Además venimos arrastrando una crisis de equilibrio en la relación Iglesia-mundo. Desde un punto de excesivo distanciamiento y ruptura, la transición se ha pasado de eje hacia una confusa mimetización, a tal punto que el secularismo en cuanto proceso de autonomía absoluta de la realidad temporal con respecto a la realidad trascendente y eterna ya está resonando bullicioso ad intra del cuerpo eclesial. Y bajo su influencia -o quizás sería mejor decir “infestación”- se van erigiendo climas heréticos y riesgos cismáticos. A mí ver tres “hábitats heresiarcas” están proliferando:

1.      La negación de la divinidad de Jesucristo y también de suyo el oscurecimiento doctrinal sobre la unicidad de la Salvación por el Único Mediador entre Dios y los hombres, justamente Él, verdadero Dios y verdadero hombre. Dando lugar bajo pretexto de diálogo interreligioso a confusas declaraciones y prácticas donde el Señor queda igualado o integrado en un “nuevo panteón de dioses paganos” que se propone como religión global. Se trataría de una novedosa “caridad sincretista”. Nuestros profetas probablemente las habrían catalogado de “idolatrías”. Aunque tal vez también advirtiesen que no pasa de un “juego a dos bandos” de quien aún no ha realizado su opción de Fe.

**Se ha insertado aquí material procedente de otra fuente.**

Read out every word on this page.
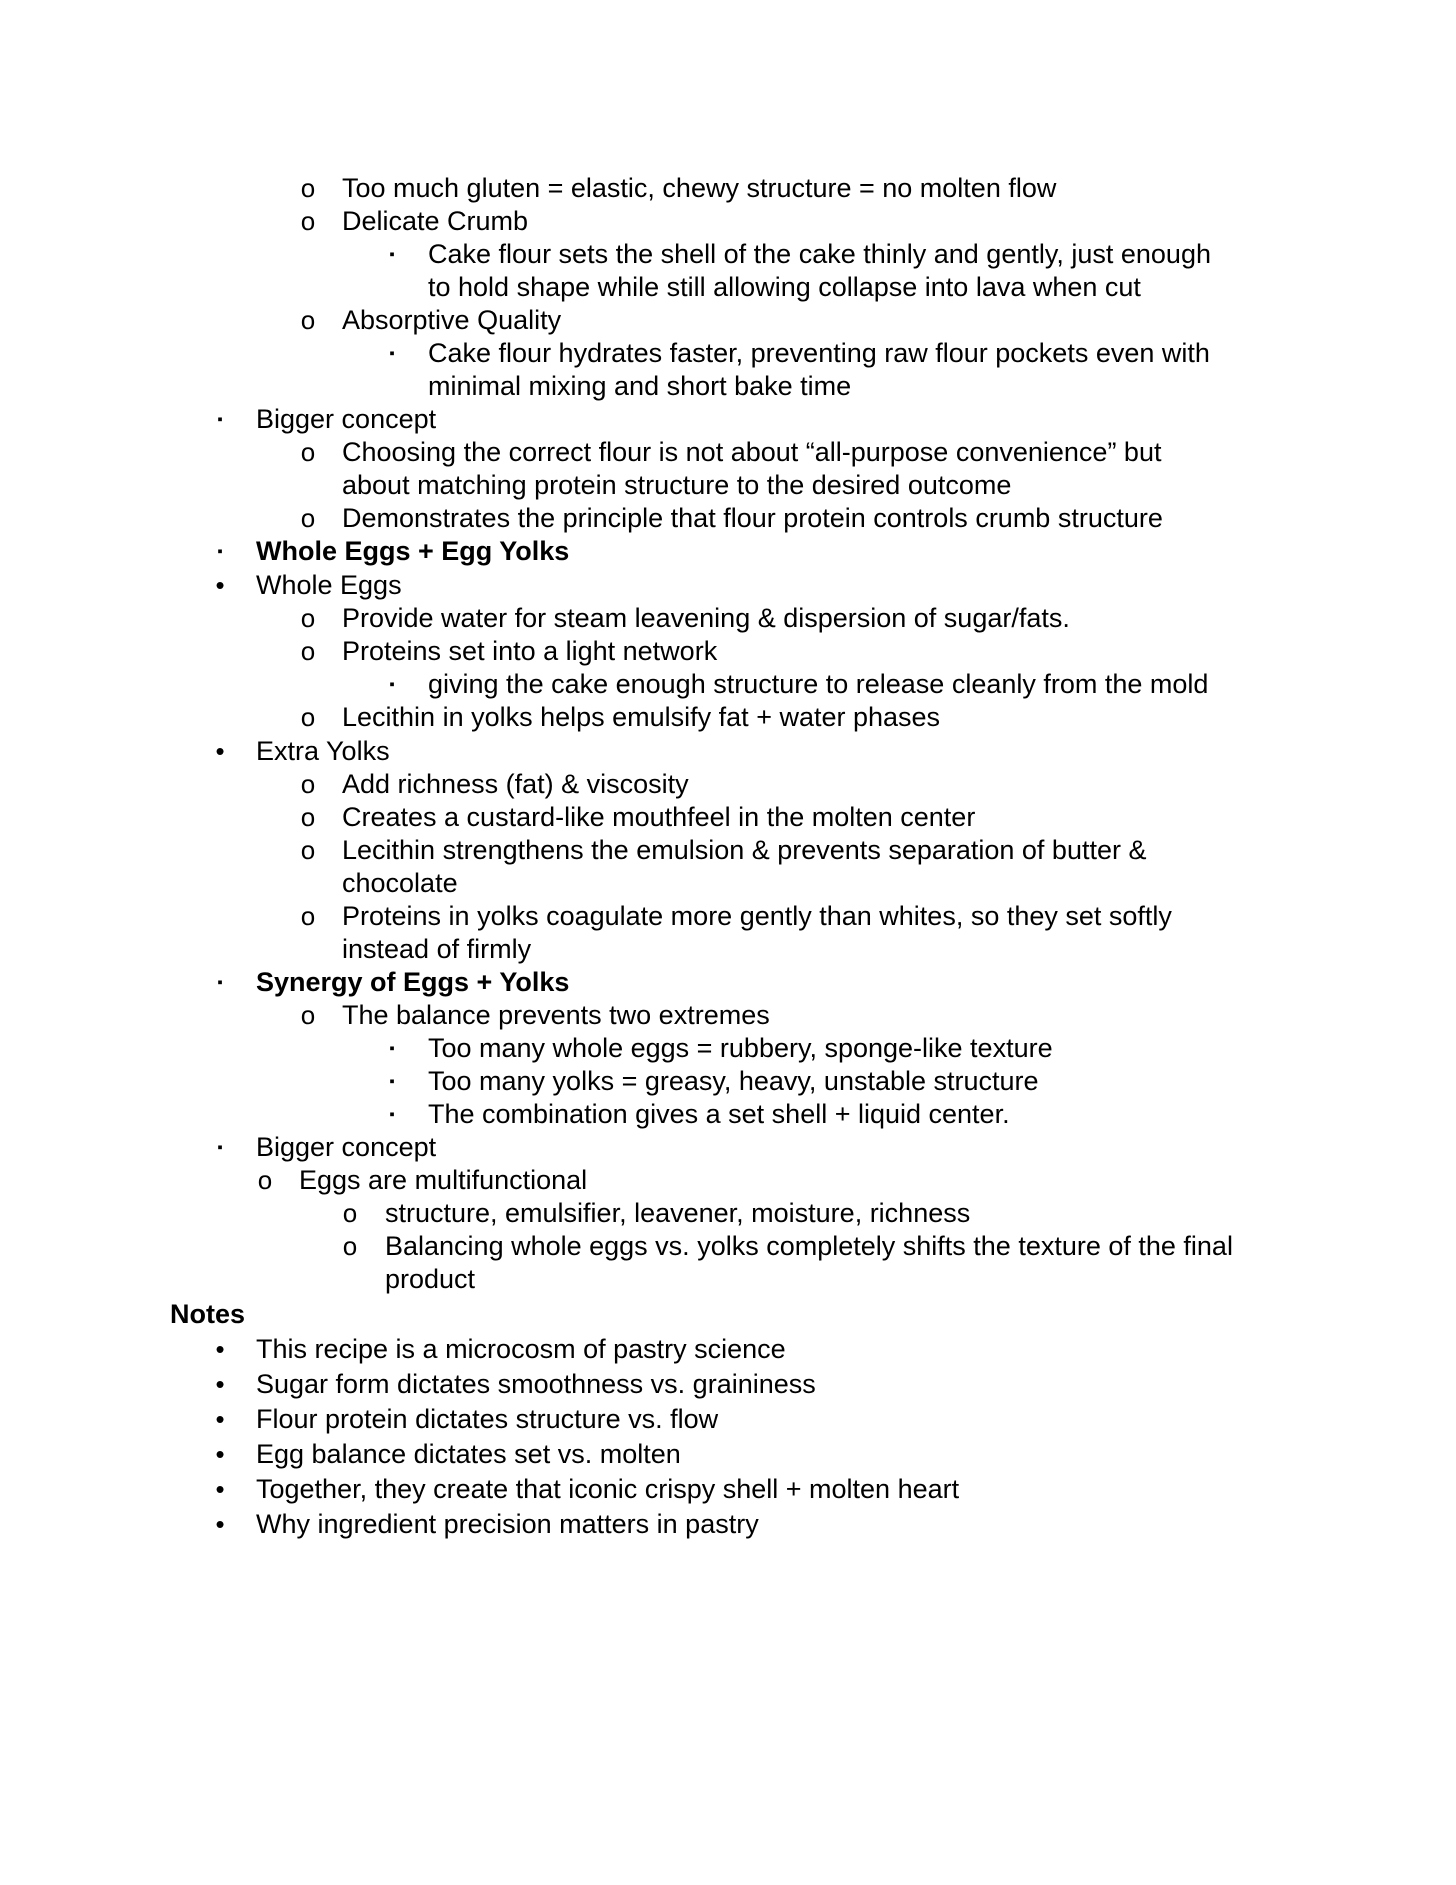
o Too much gluten = elastic, chewy structure = no molten flow
o Delicate Crumb
▪	Cake flour sets the shell of the cake thinly and gently, just enough
to hold shape while still allowing collapse into lava when cut
o Absorptive Quality
▪	Cake flour hydrates faster, preventing raw flour pockets even with
minimal mixing and short bake time
▪	Bigger concept
o Choosing the correct flour is not about “all-purpose convenience” but
about matching protein structure to the desired outcome
o Demonstrates the principle that flour protein controls crumb structure
▪	Whole Eggs + Egg Yolks
• Whole Eggs
o Provide water for steam leavening & dispersion of sugar/fats.
o Proteins set into a light network
▪	giving the cake enough structure to release cleanly from the mold
o Lecithin in yolks helps emulsify fat + water phases
• Extra Yolks
o Add richness (fat) & viscosity
o Creates a custard-like mouthfeel in the molten center
o Lecithin strengthens the emulsion & prevents separation of butter &
chocolate
o Proteins in yolks coagulate more gently than whites, so they set softly
instead of firmly
▪	Synergy of Eggs + Yolks
o The balance prevents two extremes
▪	Too many whole eggs = rubbery, sponge-like texture
▪	Too many yolks = greasy, heavy, unstable structure
▪	The combination gives a set shell + liquid center.
▪	Bigger concept
o Eggs are multifunctional
o structure, emulsifier, leavener, moisture, richness
o Balancing whole eggs vs. yolks completely shifts the texture of the final
product
Notes
• This recipe is a microcosm of pastry science
• Sugar form dictates smoothness vs. graininess
• Flour protein dictates structure vs. flow
• Egg balance dictates set vs. molten
• Together, they create that iconic crispy shell + molten heart
• Why ingredient precision matters in pastry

2.      El ataque constante a la doctrina de la Revelación y la insuficiente comprensión del carisma de la inspiración bíblica. Junto a una inexacta y restrictiva presentación del “sentido de fe del Pueblo de Dios” desvinculado de la Tradición y anclado en la epocalidad presente. La pretenciosa propuesta de admitir “nuevas fuentes de revelación” que podrían completar, atemperar y hasta corregir al Depositum Fidei. Y claro el “movimiento democratizador” que intenta suplantar la “identidad pastoral que Cristo ha querido dar a su Iglesia” por las prácticas del consenso y la configuración a la opinión pública derribando si es posible para siempre la función Magisterial.

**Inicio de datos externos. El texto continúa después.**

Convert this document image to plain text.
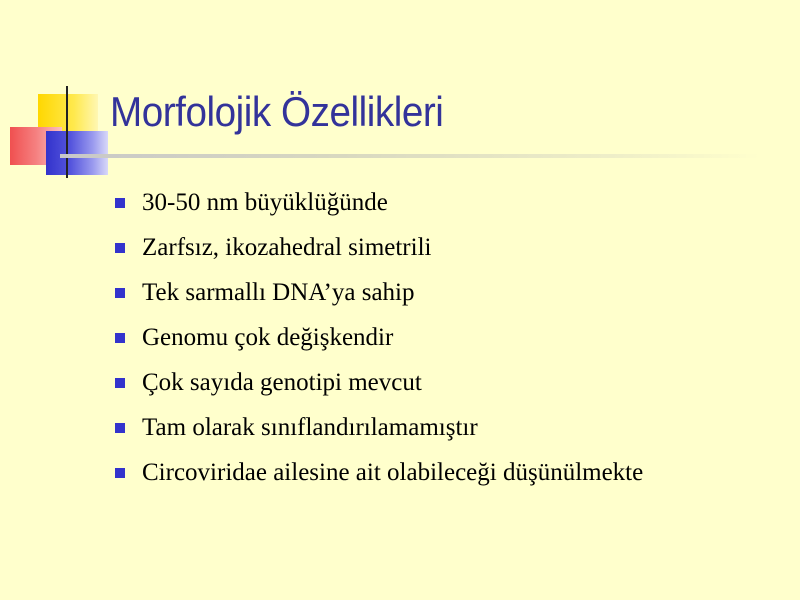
Morfolojik Özellikleri
30-50 nm büyüklüğünde
Zarfsız, ikozahedral simetrili
Tek sarmallı DNA’ya sahip
Genomu çok değişkendir
Çok sayıda genotipi mevcut
Tam olarak sınıflandırılamamıştır
Circoviridae ailesine ait olabileceği düşünülmekte
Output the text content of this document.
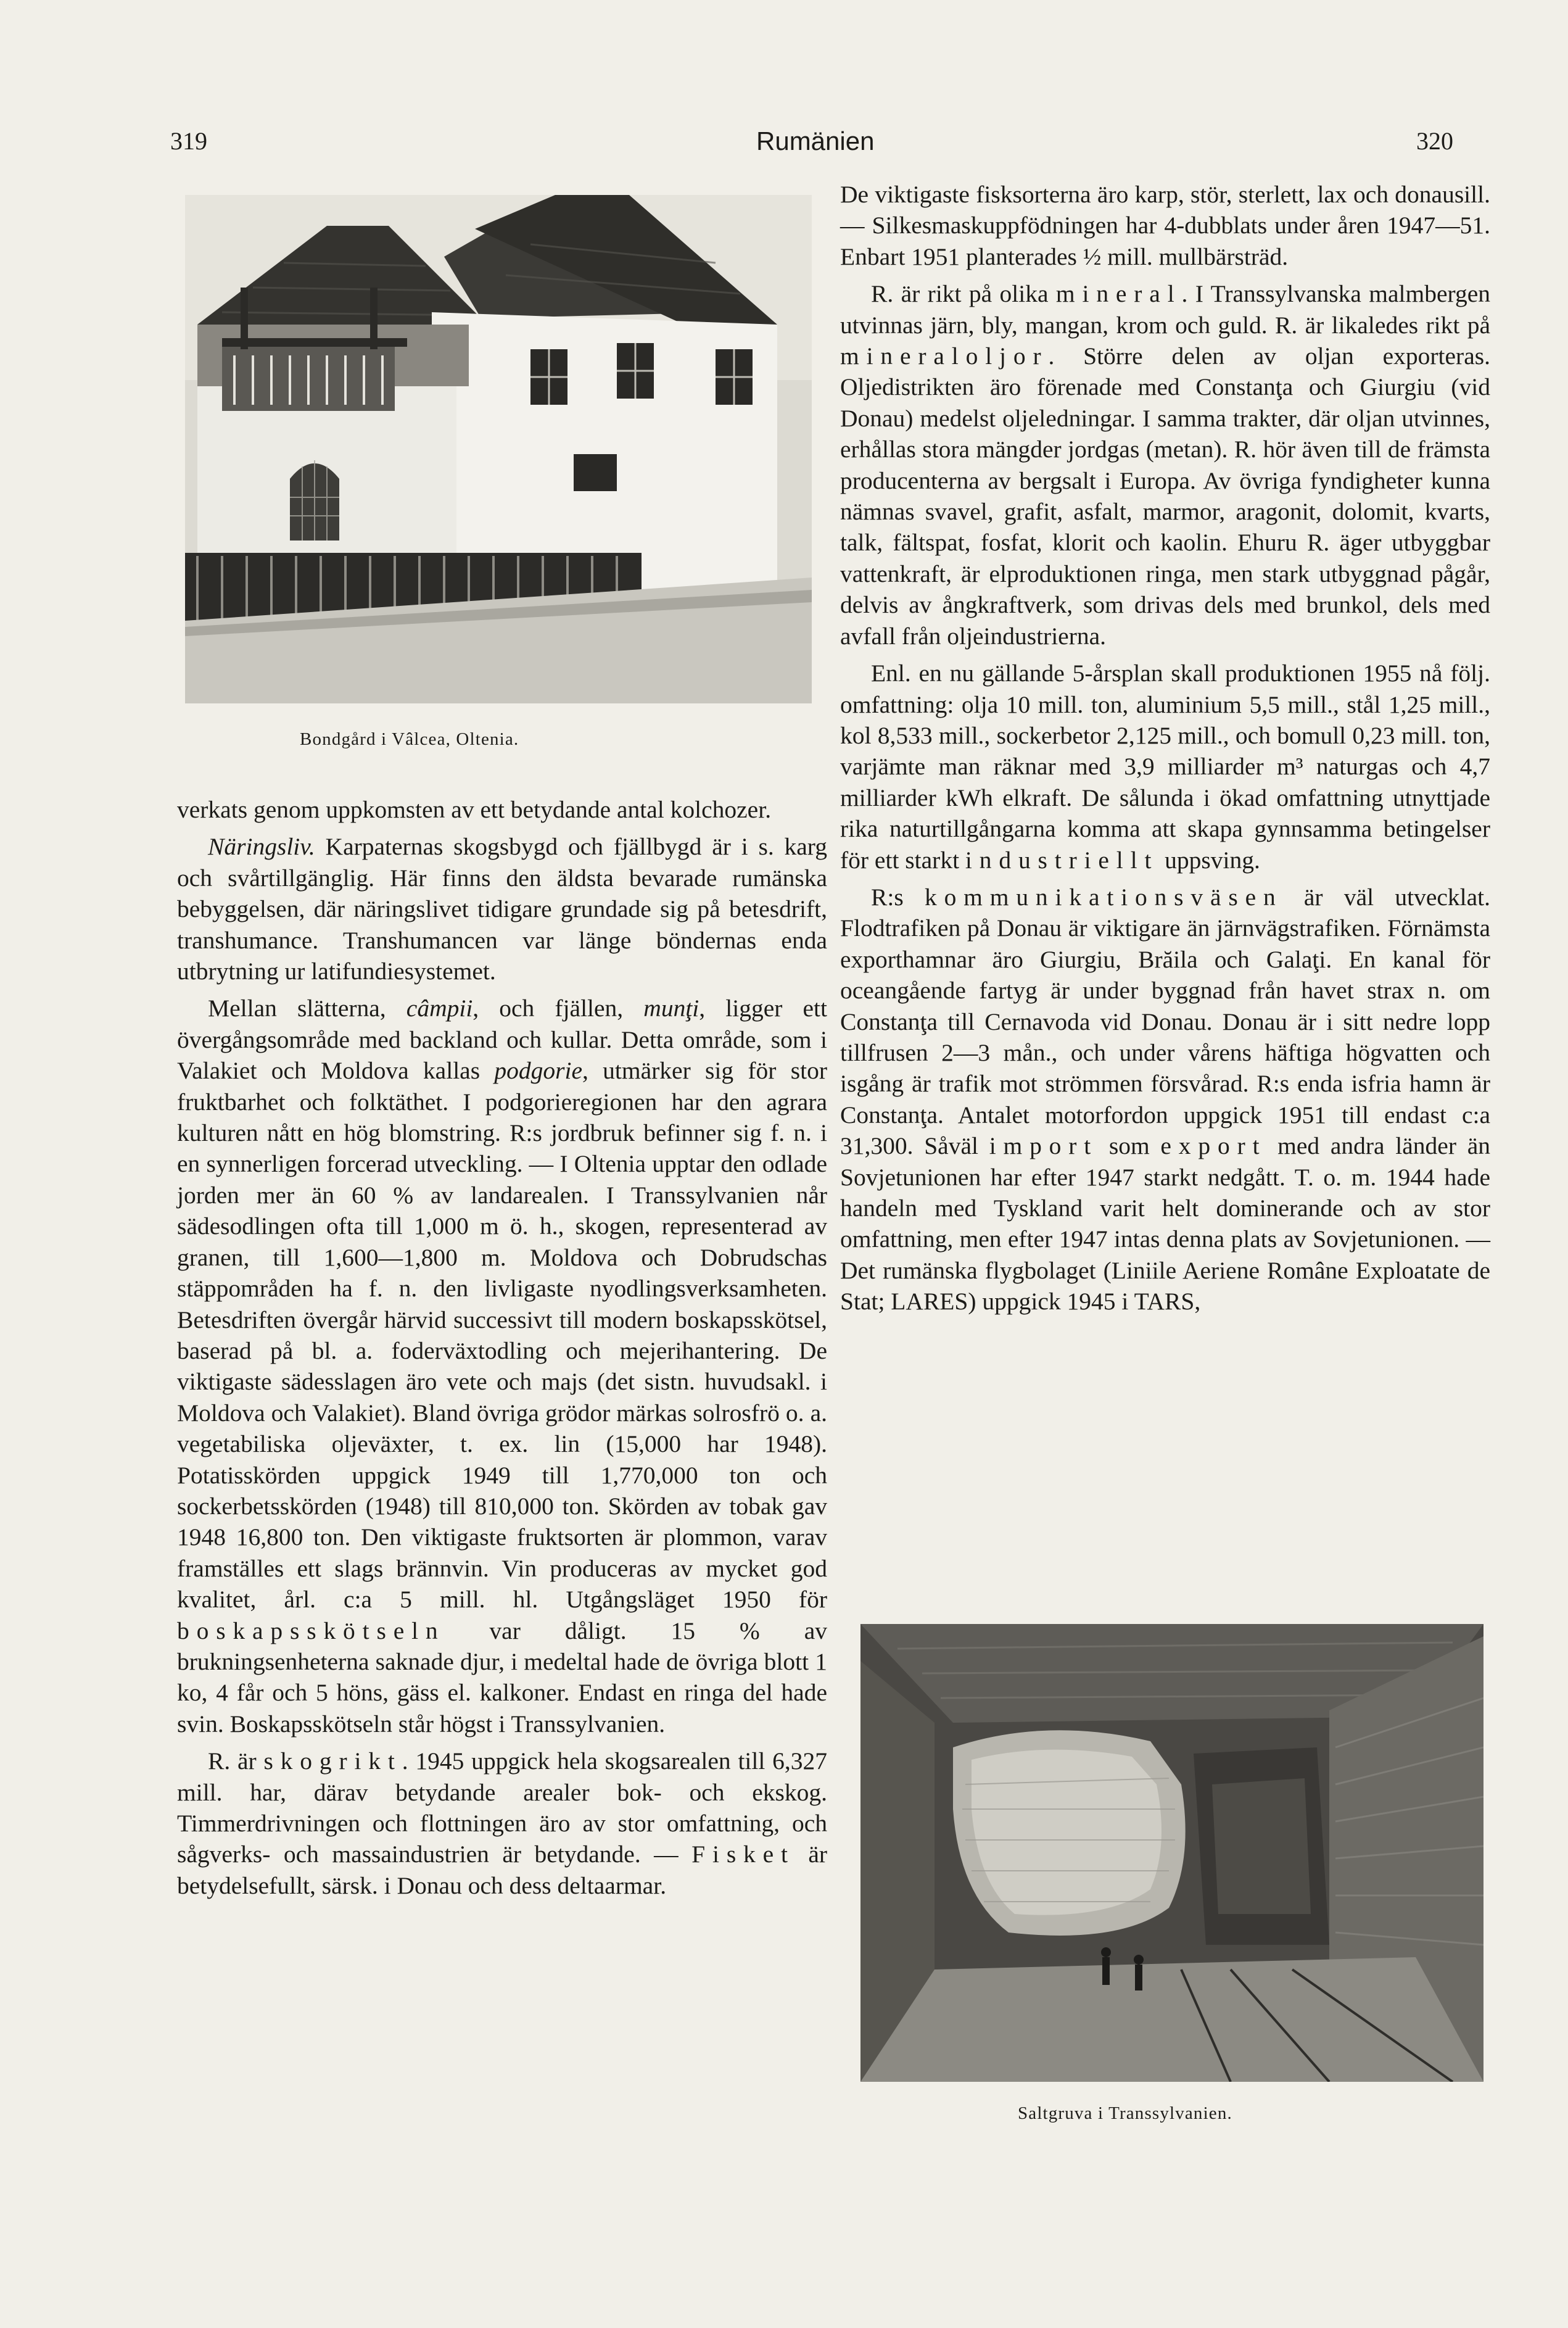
319	Rumänien	320
Bondgård i Vâlcea, Oltenia.

verkats genom uppkomsten av ett betydande antal kolchozer.

Näringsliv. Karpaternas skogsbygd och fjällbygd är i s. karg och svårtillgänglig. Här finns den äldsta bevarade rumänska bebyggelsen, där näringslivet tidigare grundade sig på betesdrift, transhumance. Transhumancen var länge böndernas enda utbrytning ur latifundiesystemet.

Mellan slätterna, câmpii, och fjällen, munţi, ligger ett övergångsområde med backland och kullar. Detta område, som i Valakiet och Moldova kallas podgorie, utmärker sig för stor fruktbarhet och folktäthet. I podgorieregionen har den agrara kulturen nått en hög blomstring. R:s jordbruk befinner sig f. n. i en synnerligen forcerad utveckling. — I Oltenia upptar den odlade jorden mer än 60 % av landarealen. I Transsylvanien når sädesodlingen ofta till 1,000 m ö. h., skogen, representerad av granen, till 1,600—1,800 m. Moldova och Dobrudschas stäppområden ha f. n. den livligaste nyodlingsverksamheten. Betesdriften övergår härvid successivt till modern boskapsskötsel, baserad på bl. a. foderväxtodling och mejerihantering. De viktigaste sädesslagen äro vete och majs (det sistn. huvudsakl. i Moldova och Valakiet). Bland övriga grödor märkas solrosfrö o. a. vegetabiliska oljeväxter, t. ex. lin (15,000 har 1948). Potatisskörden uppgick 1949 till 1,770,000 ton och sockerbetsskörden (1948) till 810,000 ton. Skörden av tobak gav 1948 16,800 ton. Den viktigaste fruktsorten är plommon, varav framställes ett slags brännvin. Vin produceras av mycket god kvalitet, årl. c:a 5 mill. hl. Utgångsläget 1950 för boskapsskötseln var dåligt. 15 % av brukningsenheterna saknade djur, i medeltal hade de övriga blott 1 ko, 4 får och 5 höns, gäss el. kalkoner. Endast en ringa del hade svin. Boskapsskötseln står högst i Transsylvanien.

R. är skogrikt. 1945 uppgick hela skogsarealen till 6,327 mill. har, därav betydande arealer bok- och ekskog. Timmerdrivningen och flottningen äro av stor omfattning, och sågverks- och massaindustrien är betydande. — Fisket är betydelsefullt, särsk. i Donau och dess deltaarmar.

De viktigaste fisksorterna äro karp, stör, sterlett, lax och donausill. — Silkesmaskuppfödningen har 4-dubblats under åren 1947—51. Enbart 1951 planterades ½ mill. mullbärsträd.

R. är rikt på olika mineral. I Transsylvanska malmbergen utvinnas järn, bly, mangan, krom och guld. R. är likaledes rikt på mineraloljor. Större delen av oljan exporteras. Oljedistrikten äro förenade med Constanţa och Giurgiu (vid Donau) medelst oljeledningar. I samma trakter, där oljan utvinnes, erhållas stora mängder jordgas (metan). R. hör även till de främsta producenterna av bergsalt i Europa. Av övriga fyndigheter kunna nämnas svavel, grafit, asfalt, marmor, aragonit, dolomit, kvarts, talk, fältspat, fosfat, klorit och kaolin. Ehuru R. äger utbyggbar vattenkraft, är elproduktionen ringa, men stark utbyggnad pågår, delvis av ångkraftverk, som drivas dels med brunkol, dels med avfall från oljeindustrierna.

Enl. en nu gällande 5-årsplan skall produktionen 1955 nå följ. omfattning: olja 10 mill. ton, aluminium 5,5 mill., stål 1,25 mill., kol 8,533 mill., sockerbetor 2,125 mill., och bomull 0,23 mill. ton, varjämte man räknar med 3,9 milliarder m³ naturgas och 4,7 milliarder kWh elkraft. De sålunda i ökad omfattning utnyttjade rika naturtillgångarna komma att skapa gynnsamma betingelser för ett starkt industriellt uppsving.

R:s kommunikationsväsen är väl utvecklat. Flodtrafiken på Donau är viktigare än järnvägstrafiken. Förnämsta exporthamnar äro Giurgiu, Brăila och Galaţi. En kanal för oceangående fartyg är under byggnad från havet strax n. om Constanţa till Cernavoda vid Donau. Donau är i sitt nedre lopp tillfrusen 2—3 mån., och under vårens häftiga högvatten och isgång är trafik mot strömmen försvårad. R:s enda isfria hamn är Constanţa. Antalet motorfordon uppgick 1951 till endast c:a 31,300. Såväl import som export med andra länder än Sovjetunionen har efter 1947 starkt nedgått. T. o. m. 1944 hade handeln med Tyskland varit helt dominerande och av stor omfattning, men efter 1947 intas denna plats av Sovjetunionen. — Det rumänska flygbolaget (Liniile Aeriene Române Exploatate de Stat; LARES) uppgick 1945 i TARS,

Saltgruva i Transsylvanien.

3.      La “cancelación de la escatología” pues en la práctica se ha instalado que la Salvación es para todos y automática, que la “misericordia” se ejerce más allá de la conversión y que la libertad humana no será tenida en cuenta por Dios. “Yo te perdono igual aunque no lo pidas ni quieras ser perdonado”. El Señor está “encaprichado” en salvarnos y ejerce “autoritaria y tiránica misericordia”. Un raro amor de Dios que no genera intercambio y comunión, un amor que te salva dejándote quedarte lejos y prescindente. No me explico si es amor entre dos o dos amores puramente narcisistas. Al fin como ya no hay juicio y menos Infierno, hagas lo que hagas y aunque no te arrepientas te  irás al Cielo, que ahora ya no será el lugar de los santos que se han purificado en la Sangre del Cordero sino una Babilonia decadente y eterna de pecadores irredentos. Pero al fin y al cabo el Cielo no es tan importante sino la realidad histórica que parece ser la que verdaderamente nos preocupa porque es más real que esos cuentos de “salvación y gloria eterna”. Me temo que las nuevas teologías de la “gracia” con misericordia inclusiva y sin exigencia de santidad, solo erigirán dos Infiernos: el de la tierra y el de las alturas.

¿Y todo esto por qué? Quizás como en aquel primer tiempo del movimiento profético los hombres no terminan de creer en Dios y adherirse a la Alianza, siguen atrapados en sus “querencias por otros dioses” y ofrecen continua resistencia a la conversión total y definitiva.  La postergación de la santidad me parece un terrible demonio que tiene sujetados a muchos hermanos en la Iglesia que peregrina: su nombre es “mediocridad”.